Dia tersenyum lagi. Dengan perlahan, dia sentuh pipiku. Sentuhannya itu membuatku kembali tidak sadar. Aku hanyut kedalam sentuhannya dan juga pesonanya.
"Aku baru sadar kalau kau adalah orang yang waktu itu aku tabrak." ucapnya. Aku tak mengerti apa yang dia maksud. Otakku belum bisa berfungsi dengan baik walau aku sudah dapat asupan yang cukup seimbang pagi itu. Pesonanya membuatku gila.
"Kau tahu. Kejadian di stasiun waktu musim panas lalu terus menerus ada dalam pikiranku." Lanjutnya. Dia terus mengusap pipiku dan setelahnya dia mendekatkan wajahnya padaku. Terlalu dekat, hingga saat itu aku merasakan deru nafasnya.
"Aku hampir tak bisa tidur." Bisiknya. Lalu dia mencium keningku. Bibirnya yang hangat itu menyentuhnya dengan lembut.
"Aku frustasi karena aku tidak mengetahui namamu.

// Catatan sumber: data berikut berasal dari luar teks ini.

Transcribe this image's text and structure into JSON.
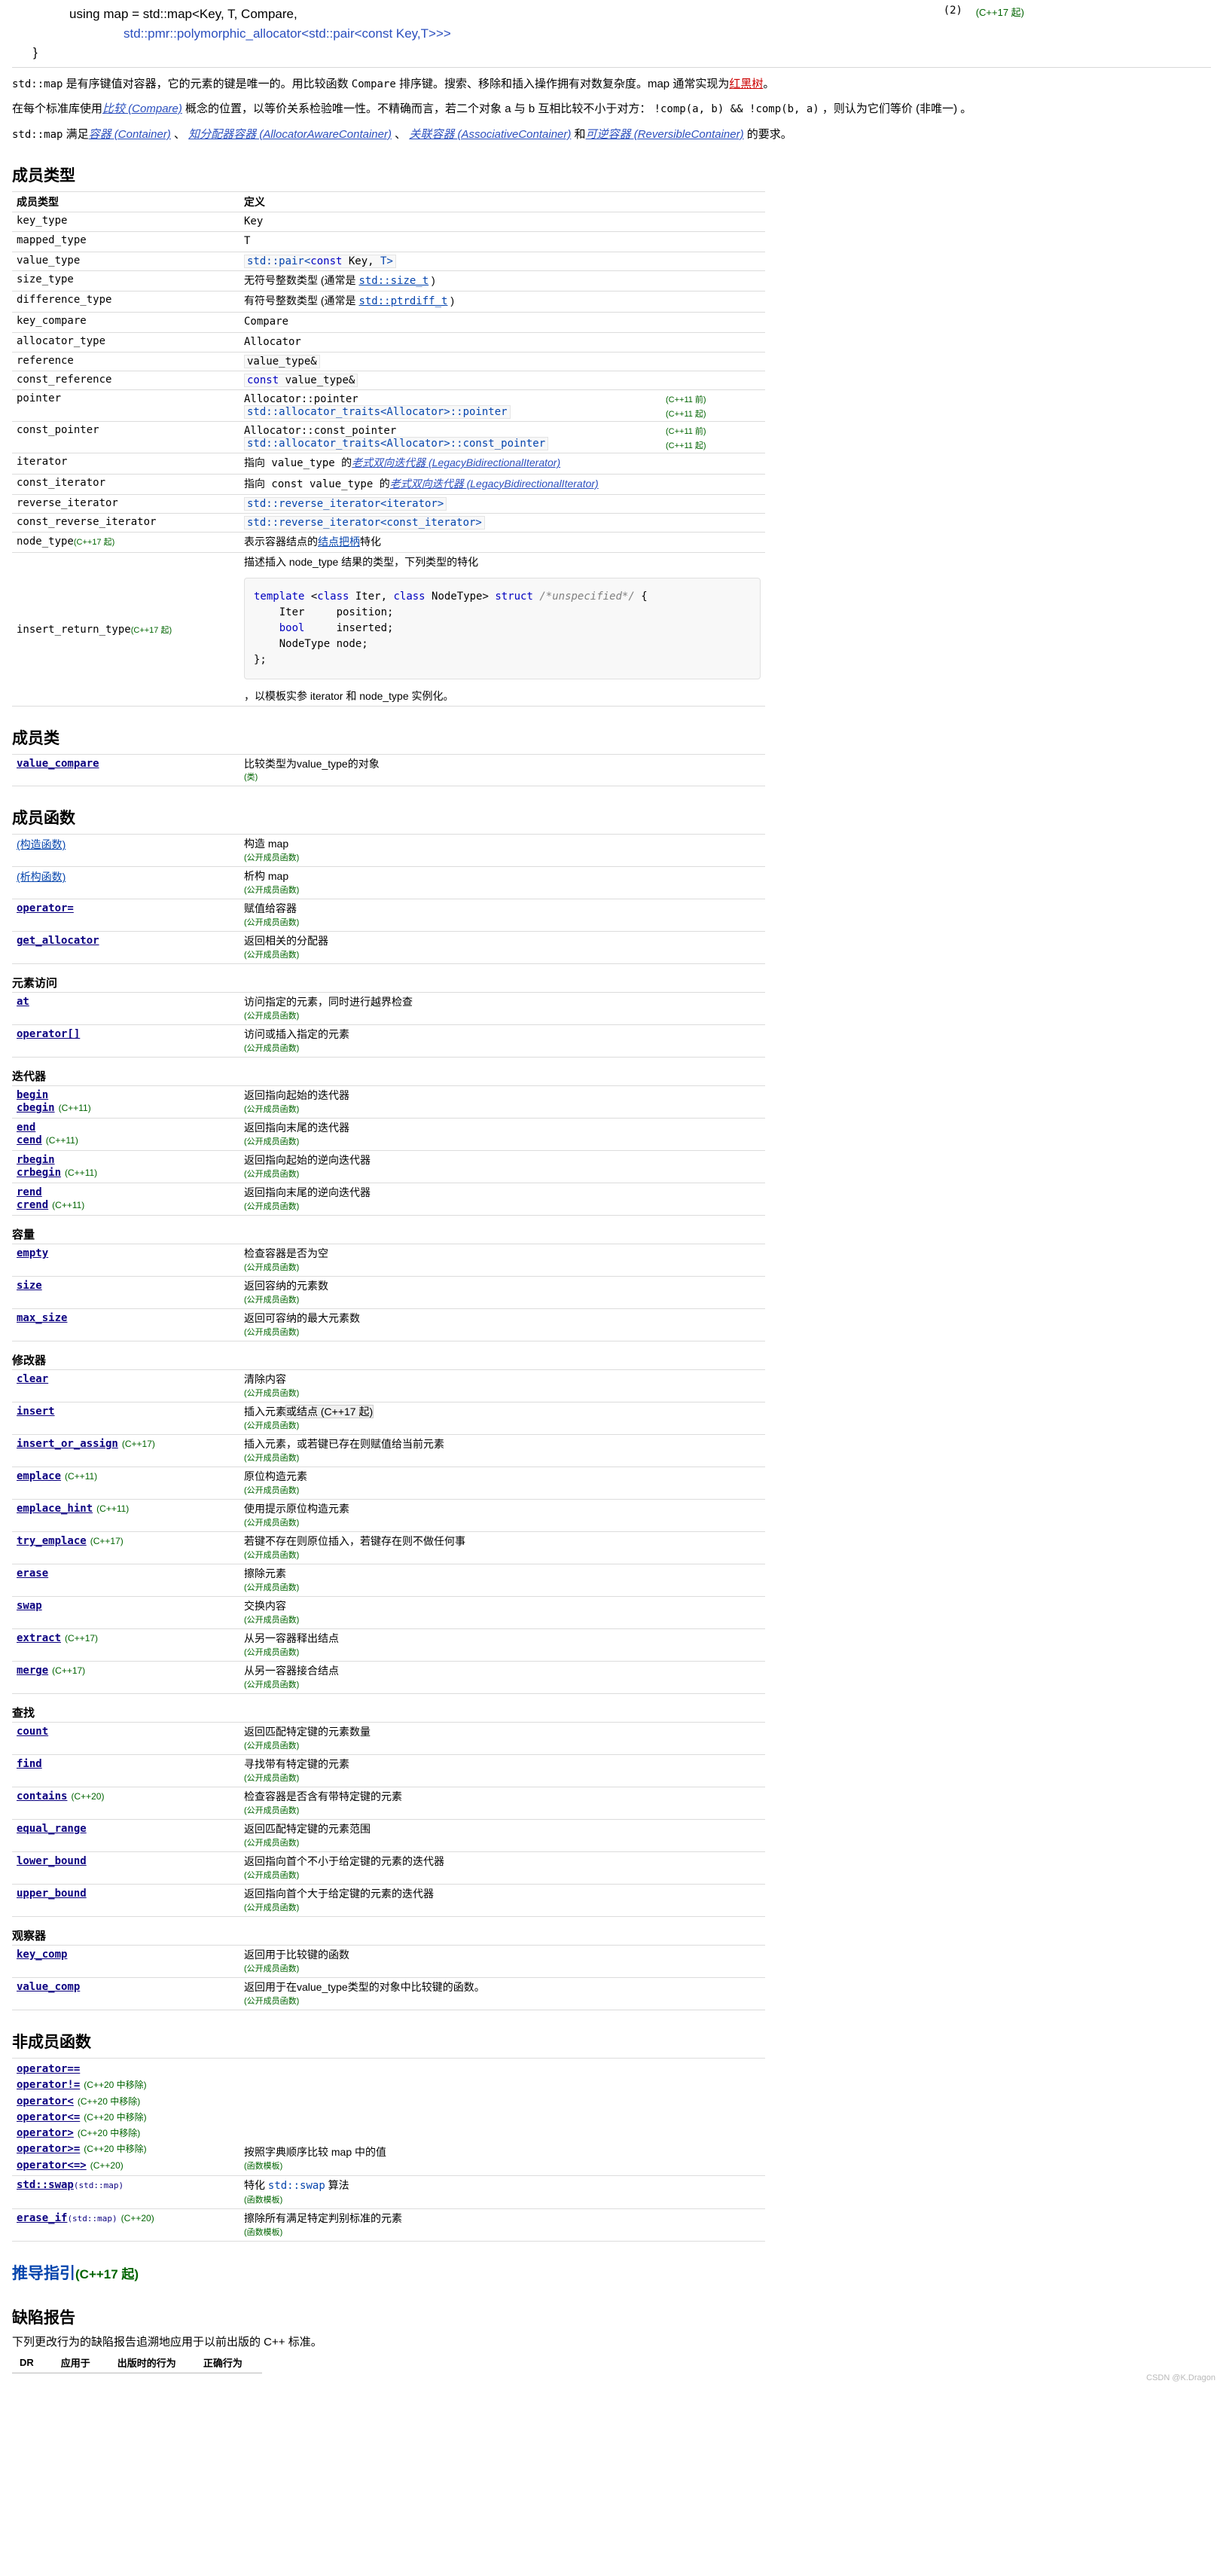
{
  "synopsis": {
    "line1": "using map = std::map<Key, T, Compare,",
    "line2": "std::pmr::polymorphic_allocator<std::pair<const Key,T>>>",
    "closing": "}",
    "number": "(2)",
    "version": "(C++17 起)"
  },
  "intro": {
    "p1_a": "std::map",
    "p1_b": " 是有序键值对容器，它的元素的键是唯一的。用比较函数 ",
    "p1_c": "Compare",
    "p1_d": " 排序键。搜索、移除和插入操作拥有对数复杂度。map 通常实现为",
    "p1_link": "红黑树",
    "p1_e": "。",
    "p2_a": "在每个标准库使用",
    "p2_link": "比较 (Compare)",
    "p2_b": " 概念的位置，以等价关系检验唯一性。不精确而言，若二个对象 a 与 b 互相比较不小于对方： ",
    "p2_code": "!comp(a, b) && !comp(b, a)",
    "p2_c": " ，则认为它们等价 (非唯一) 。",
    "p3_a": "std::map",
    "p3_b": " 满足",
    "p3_l1": "容器 (Container)",
    "p3_s1": " 、 ",
    "p3_l2": "知分配器容器 (AllocatorAwareContainer)",
    "p3_s2": " 、 ",
    "p3_l3": "关联容器 (AssociativeContainer)",
    "p3_s3": " 和",
    "p3_l4": "可逆容器 (ReversibleContainer)",
    "p3_c": " 的要求。"
  },
  "member_types": {
    "heading": "成员类型",
    "col1": "成员类型",
    "col2": "定义",
    "rows": [
      {
        "name": "key_type",
        "def_plain": "Key"
      },
      {
        "name": "mapped_type",
        "def_plain": "T"
      },
      {
        "name": "value_type",
        "def_code": "std::pair<const Key, T>"
      },
      {
        "name": "size_type",
        "def_plain": "无符号整数类型 (通常是 ",
        "def_link": "std::size_t",
        "def_tail": " )"
      },
      {
        "name": "difference_type",
        "def_plain": "有符号整数类型 (通常是 ",
        "def_link": "std::ptrdiff_t",
        "def_tail": " )"
      },
      {
        "name": "key_compare",
        "def_plain": "Compare"
      },
      {
        "name": "allocator_type",
        "def_plain": "Allocator"
      },
      {
        "name": "reference",
        "def_code": "value_type&"
      },
      {
        "name": "const_reference",
        "def_code_kw": "const",
        "def_code_rest": " value_type&"
      }
    ],
    "pointer": {
      "name": "pointer",
      "a": "Allocator::pointer",
      "a_ver": "(C++11 前)",
      "b_pre": "std::allocator_traits<Allocator>",
      "b_post": "::pointer",
      "b_ver": "(C++11 起)"
    },
    "const_pointer": {
      "name": "const_pointer",
      "a": "Allocator::const_pointer",
      "a_ver": "(C++11 前)",
      "b_pre": "std::allocator_traits<Allocator>",
      "b_post": "::const_pointer",
      "b_ver": "(C++11 起)"
    },
    "iterator": {
      "name": "iterator",
      "pre": "指向 value_type 的",
      "link": "老式双向迭代器 (LegacyBidirectionalIterator)"
    },
    "const_iterator": {
      "name": "const_iterator",
      "pre": "指向 const value_type 的",
      "link": "老式双向迭代器 (LegacyBidirectionalIterator)"
    },
    "reverse_iterator": {
      "name": "reverse_iterator",
      "code": "std::reverse_iterator<iterator>"
    },
    "const_reverse_iterator": {
      "name": "const_reverse_iterator",
      "code": "std::reverse_iterator<const_iterator>"
    },
    "node_type": {
      "name": "node_type",
      "ver": "(C++17 起)",
      "pre": "表示容器结点的",
      "link": "结点把柄",
      "post": "特化"
    },
    "insert_return_type": {
      "name": "insert_return_type",
      "ver": "(C++17 起)",
      "desc": "描述插入 node_type 结果的类型，下列类型的特化",
      "code_l1_kw": "template",
      "code_l1_b": " <",
      "code_l1_kw2": "class",
      "code_l1_c": " Iter, ",
      "code_l1_kw3": "class",
      "code_l1_d": " NodeType> ",
      "code_l1_kw4": "struct",
      "code_l1_cm": " /*unspecified*/",
      "code_l1_e": " {",
      "code_l2": "    Iter     position;",
      "code_l3_kw": "    bool",
      "code_l3": "     inserted;",
      "code_l4": "    NodeType node;",
      "code_l5": "};",
      "footer": "，以模板实参 iterator 和 node_type 实例化。"
    }
  },
  "member_class": {
    "heading": "成员类",
    "rows": [
      {
        "name": "value_compare",
        "desc": "比较类型为value_type的对象",
        "kind": "(类)"
      }
    ]
  },
  "member_functions": {
    "heading": "成员函数",
    "groups": [
      {
        "title": "",
        "rows": [
          {
            "name": "(构造函数)",
            "plain": true,
            "desc": "构造 map",
            "kind": "(公开成员函数)"
          },
          {
            "name": "(析构函数)",
            "plain": true,
            "desc": "析构 map",
            "kind": "(公开成员函数)"
          },
          {
            "name": "operator=",
            "desc": "赋值给容器",
            "kind": "(公开成员函数)"
          },
          {
            "name": "get_allocator",
            "desc": "返回相关的分配器",
            "kind": "(公开成员函数)"
          }
        ]
      },
      {
        "title": "元素访问",
        "rows": [
          {
            "name": "at",
            "desc": "访问指定的元素，同时进行越界检查",
            "kind": "(公开成员函数)"
          },
          {
            "name": "operator[]",
            "desc": "访问或插入指定的元素",
            "kind": "(公开成员函数)"
          }
        ]
      },
      {
        "title": "迭代器",
        "rows": [
          {
            "name": "begin",
            "name2": "cbegin",
            "ver2": "(C++11)",
            "desc": "返回指向起始的迭代器",
            "kind": "(公开成员函数)"
          },
          {
            "name": "end",
            "name2": "cend",
            "ver2": "(C++11)",
            "desc": "返回指向末尾的迭代器",
            "kind": "(公开成员函数)"
          },
          {
            "name": "rbegin",
            "name2": "crbegin",
            "ver2": "(C++11)",
            "desc": "返回指向起始的逆向迭代器",
            "kind": "(公开成员函数)"
          },
          {
            "name": "rend",
            "name2": "crend",
            "ver2": "(C++11)",
            "desc": "返回指向末尾的逆向迭代器",
            "kind": "(公开成员函数)"
          }
        ]
      },
      {
        "title": "容量",
        "rows": [
          {
            "name": "empty",
            "desc": "检查容器是否为空",
            "kind": "(公开成员函数)"
          },
          {
            "name": "size",
            "desc": "返回容纳的元素数",
            "kind": "(公开成员函数)"
          },
          {
            "name": "max_size",
            "desc": "返回可容纳的最大元素数",
            "kind": "(公开成员函数)"
          }
        ]
      },
      {
        "title": "修改器",
        "rows": [
          {
            "name": "clear",
            "desc": "清除内容",
            "kind": "(公开成员函数)"
          },
          {
            "name": "insert",
            "desc": "插入元素",
            "desc_hl": "或结点 (C++17 起)",
            "kind": "(公开成员函数)"
          },
          {
            "name": "insert_or_assign",
            "ver": "(C++17)",
            "desc": "插入元素，或若键已存在则赋值给当前元素",
            "kind": "(公开成员函数)"
          },
          {
            "name": "emplace",
            "ver": "(C++11)",
            "desc": "原位构造元素",
            "kind": "(公开成员函数)"
          },
          {
            "name": "emplace_hint",
            "ver": "(C++11)",
            "desc": "使用提示原位构造元素",
            "kind": "(公开成员函数)"
          },
          {
            "name": "try_emplace",
            "ver": "(C++17)",
            "desc": "若键不存在则原位插入，若键存在则不做任何事",
            "kind": "(公开成员函数)"
          },
          {
            "name": "erase",
            "desc": "擦除元素",
            "kind": "(公开成员函数)"
          },
          {
            "name": "swap",
            "desc": "交换内容",
            "kind": "(公开成员函数)"
          },
          {
            "name": "extract",
            "ver": "(C++17)",
            "desc": "从另一容器释出结点",
            "kind": "(公开成员函数)"
          },
          {
            "name": "merge",
            "ver": "(C++17)",
            "desc": "从另一容器接合结点",
            "kind": "(公开成员函数)"
          }
        ]
      },
      {
        "title": "查找",
        "rows": [
          {
            "name": "count",
            "desc": "返回匹配特定键的元素数量",
            "kind": "(公开成员函数)"
          },
          {
            "name": "find",
            "desc": "寻找带有特定键的元素",
            "kind": "(公开成员函数)"
          },
          {
            "name": "contains",
            "ver": "(C++20)",
            "desc": "检查容器是否含有带特定键的元素",
            "kind": "(公开成员函数)"
          },
          {
            "name": "equal_range",
            "desc": "返回匹配特定键的元素范围",
            "kind": "(公开成员函数)"
          },
          {
            "name": "lower_bound",
            "desc": "返回指向首个不小于给定键的元素的迭代器",
            "kind": "(公开成员函数)"
          },
          {
            "name": "upper_bound",
            "desc": "返回指向首个大于给定键的元素的迭代器",
            "kind": "(公开成员函数)"
          }
        ]
      },
      {
        "title": "观察器",
        "rows": [
          {
            "name": "key_comp",
            "desc": "返回用于比较键的函数",
            "kind": "(公开成员函数)"
          },
          {
            "name": "value_comp",
            "desc": "返回用于在value_type类型的对象中比较键的函数。",
            "kind": "(公开成员函数)"
          }
        ]
      }
    ]
  },
  "non_member": {
    "heading": "非成员函数",
    "operators": [
      {
        "name": "operator==",
        "ver": ""
      },
      {
        "name": "operator!=",
        "ver": "(C++20 中移除)"
      },
      {
        "name": "operator<",
        "ver": "(C++20 中移除)"
      },
      {
        "name": "operator<=",
        "ver": "(C++20 中移除)"
      },
      {
        "name": "operator>",
        "ver": "(C++20 中移除)"
      },
      {
        "name": "operator>=",
        "ver": "(C++20 中移除)"
      },
      {
        "name": "operator<=>",
        "ver": "(C++20)"
      }
    ],
    "operators_desc": "按照字典顺序比较 map 中的值",
    "operators_kind": "(函数模板)",
    "rows": [
      {
        "name": "std::swap",
        "sub": "(std::map)",
        "desc_a": "特化 ",
        "desc_code": "std::swap",
        "desc_b": " 算法",
        "kind": "(函数模板)"
      },
      {
        "name": "erase_if",
        "sub": "(std::map)",
        "ver": "(C++20)",
        "desc_a": "擦除所有满足特定判别标准的元素",
        "kind": "(函数模板)"
      }
    ]
  },
  "deduction_guides": {
    "heading": "推导指引",
    "ver": "(C++17 起)"
  },
  "defect_reports": {
    "heading": "缺陷报告",
    "note": "下列更改行为的缺陷报告追溯地应用于以前出版的 C++ 标准。",
    "columns": [
      "DR",
      "应用于",
      "出版时的行为",
      "正确行为"
    ]
  },
  "watermark": "CSDN @K.Dragon"
}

Aku merasa bodoh karena tiba-tiba saja aku pergi tanpa berkenalan denganmu." akunya. Dia lanjut mencium pipi kananku.
"Tapi ada satu hal yang membuatku senang." Katanya lagi. Dia lanjut mencium pipiku yang lain. Entah mengapa aku hanya bisa terdiam saat dia melakukannya.
"Aku senang karena aku mengetahui jika sekolah yang akan aku tempat ternyata sama denganmu. Aku tahu dari gantungan tasmu." Ucapya. Dia kembali menatapku. Bola matanya yang cemerlang serta kelopak matanya yang tajam membuatku nyaris bagai tikus mati di lumbung padi.

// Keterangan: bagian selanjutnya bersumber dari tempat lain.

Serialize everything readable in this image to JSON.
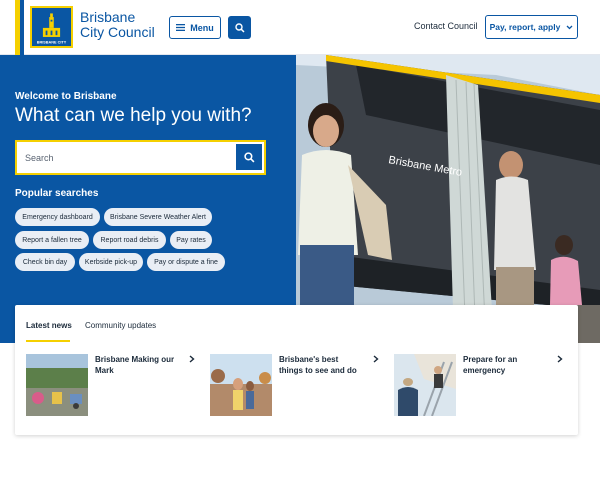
{
  "header": {
    "logo_text": "BRISBANE CITY",
    "brand_line1": "Brisbane",
    "brand_line2": "City Council",
    "menu_label": "Menu",
    "contact_label": "Contact Council",
    "pay_label": "Pay, report, apply"
  },
  "hero": {
    "welcome": "Welcome to Brisbane",
    "headline": "What can we help you with?",
    "search_placeholder": "Search",
    "popular_title": "Popular searches",
    "chips": [
      "Emergency dashboard",
      "Brisbane Severe Weather Alert",
      "Report a fallen tree",
      "Report road debris",
      "Pay rates",
      "Check bin day",
      "Kerbside pick-up",
      "Pay or dispute a fine"
    ],
    "bus_sign": "Brisbane Metro"
  },
  "news": {
    "tabs": [
      "Latest news",
      "Community updates"
    ],
    "items": [
      {
        "title": "Brisbane Making our Mark"
      },
      {
        "title": "Brisbane's best things to see and do"
      },
      {
        "title": "Prepare for an emergency"
      }
    ]
  },
  "colors": {
    "primary": "#0a56a3",
    "accent": "#f5d000",
    "chip_bg": "#e9eef5"
  }
}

"Pagi saat aku pertama aku masuk sekolah, aku melihatmu berjalan di sekitar area parkir. Kau tahu, aku seperti mendadak sakit jantung saat aku menatapmu walau dari jauh." Katanya lagi diselingi tawa khasnya.

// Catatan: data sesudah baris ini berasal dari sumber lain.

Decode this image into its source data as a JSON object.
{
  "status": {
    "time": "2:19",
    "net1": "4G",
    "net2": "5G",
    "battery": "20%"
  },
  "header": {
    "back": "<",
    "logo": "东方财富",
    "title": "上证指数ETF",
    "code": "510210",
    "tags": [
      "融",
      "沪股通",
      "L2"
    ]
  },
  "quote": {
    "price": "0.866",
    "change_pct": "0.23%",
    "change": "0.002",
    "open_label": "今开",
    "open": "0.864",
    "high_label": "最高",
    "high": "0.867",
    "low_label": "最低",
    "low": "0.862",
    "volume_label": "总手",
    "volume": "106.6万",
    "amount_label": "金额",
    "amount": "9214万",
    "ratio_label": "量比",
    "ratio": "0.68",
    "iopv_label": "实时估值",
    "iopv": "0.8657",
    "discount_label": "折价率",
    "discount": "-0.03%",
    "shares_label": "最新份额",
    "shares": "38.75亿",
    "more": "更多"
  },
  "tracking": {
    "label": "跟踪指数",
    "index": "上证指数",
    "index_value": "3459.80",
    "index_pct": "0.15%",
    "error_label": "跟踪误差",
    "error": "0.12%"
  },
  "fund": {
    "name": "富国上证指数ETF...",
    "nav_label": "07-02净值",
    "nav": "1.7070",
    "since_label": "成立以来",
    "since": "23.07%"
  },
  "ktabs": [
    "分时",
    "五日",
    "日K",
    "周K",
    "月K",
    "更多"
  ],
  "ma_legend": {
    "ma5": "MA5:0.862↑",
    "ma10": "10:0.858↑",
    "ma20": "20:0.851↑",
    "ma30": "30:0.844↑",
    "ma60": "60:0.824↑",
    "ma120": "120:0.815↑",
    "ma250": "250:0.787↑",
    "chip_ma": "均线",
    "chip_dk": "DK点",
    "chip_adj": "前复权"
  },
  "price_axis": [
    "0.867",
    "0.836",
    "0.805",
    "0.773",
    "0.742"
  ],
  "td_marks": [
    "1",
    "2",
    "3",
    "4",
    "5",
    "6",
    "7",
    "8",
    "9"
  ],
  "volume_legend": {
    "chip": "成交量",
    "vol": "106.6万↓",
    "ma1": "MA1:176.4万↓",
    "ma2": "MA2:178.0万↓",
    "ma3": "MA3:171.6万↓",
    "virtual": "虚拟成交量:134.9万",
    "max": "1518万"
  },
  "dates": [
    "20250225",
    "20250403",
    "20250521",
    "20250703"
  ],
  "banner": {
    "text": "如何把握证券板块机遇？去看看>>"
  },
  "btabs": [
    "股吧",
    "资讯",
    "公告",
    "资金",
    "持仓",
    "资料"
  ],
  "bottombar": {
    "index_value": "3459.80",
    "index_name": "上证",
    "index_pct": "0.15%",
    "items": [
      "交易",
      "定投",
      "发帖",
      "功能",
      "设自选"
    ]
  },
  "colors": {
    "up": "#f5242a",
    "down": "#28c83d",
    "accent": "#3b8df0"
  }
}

"Aku rasa aku benar-benar beruntung bisa satu sekolah denganmu. Setidaknya, aku akan bertemu denganmu. Dan aku merasa tuhan memberiku keberuntungan yang lain. aku senang sekali saat aku tahu kalau aku akan berada satu kelas denganmu. Aku tak dapat menahan senyumku saat aku menuju kelasmu." Ujarnya lagi.
Dia kembali mendekatkan wajahnya padaku dan bibirnya pun mendarat di atas bibirku. Saat itu aku tak menyangka jika dia berani menciumku walau aku tahu sekolah saat itu masihlah sepi.
Dia melepaskan ciumannya, menatapku, dan kembali menyunggingkan senyuman indahnya. Lalu dia berkata,
"Aku senang kau cemburu saat Soo Yi mengajakku pergi. Aku senang dapat dekat denganmu. Aku senang dapat kembali melihatmu. Dan aku senang saat aku tahu bahwa aku mencintaimu."
Saat itu, aku merasa ada ribuan kelopak bunga mertaburan di ruangan kelas pagi itu. Aku senang mengetahui bahwa dia mencintaiku juga. Aku tak dapat menahan kesenanganku itu hingga akhirnya aku menangis – dalam bahagia. Kali itu, tubuhku seolah tersihir karena aku tanpa sadar langsung memeluknya, menangis dalam dekapan dadanya. Saat aku akan membuka suara dia langsung berkata,
"I know that you love me. So, don't say it again."
Aku hanya bisa tertawa mendengar kesombongannya itu. Dia pun ikut tertawa; tawanya menenangkan hatiku. Lalu dia mengusap kepalaku perlahan, mengecupnya sebentar dan mengatakan,
"Aku tahu cinta ini salah. Tapi aku senang, karena kesalahan ini aku lakukan karenamu."
"I love you, Ji Hansol. If you don't want other people know baout our relationship, it's alright. Let it keep hiding" ucapnya lagi dan kembali memelukku erat.
Ya, biarkan cinta kita ini tersembunyi. Biarkan hanya kami berdua saja yang mengetahuinya.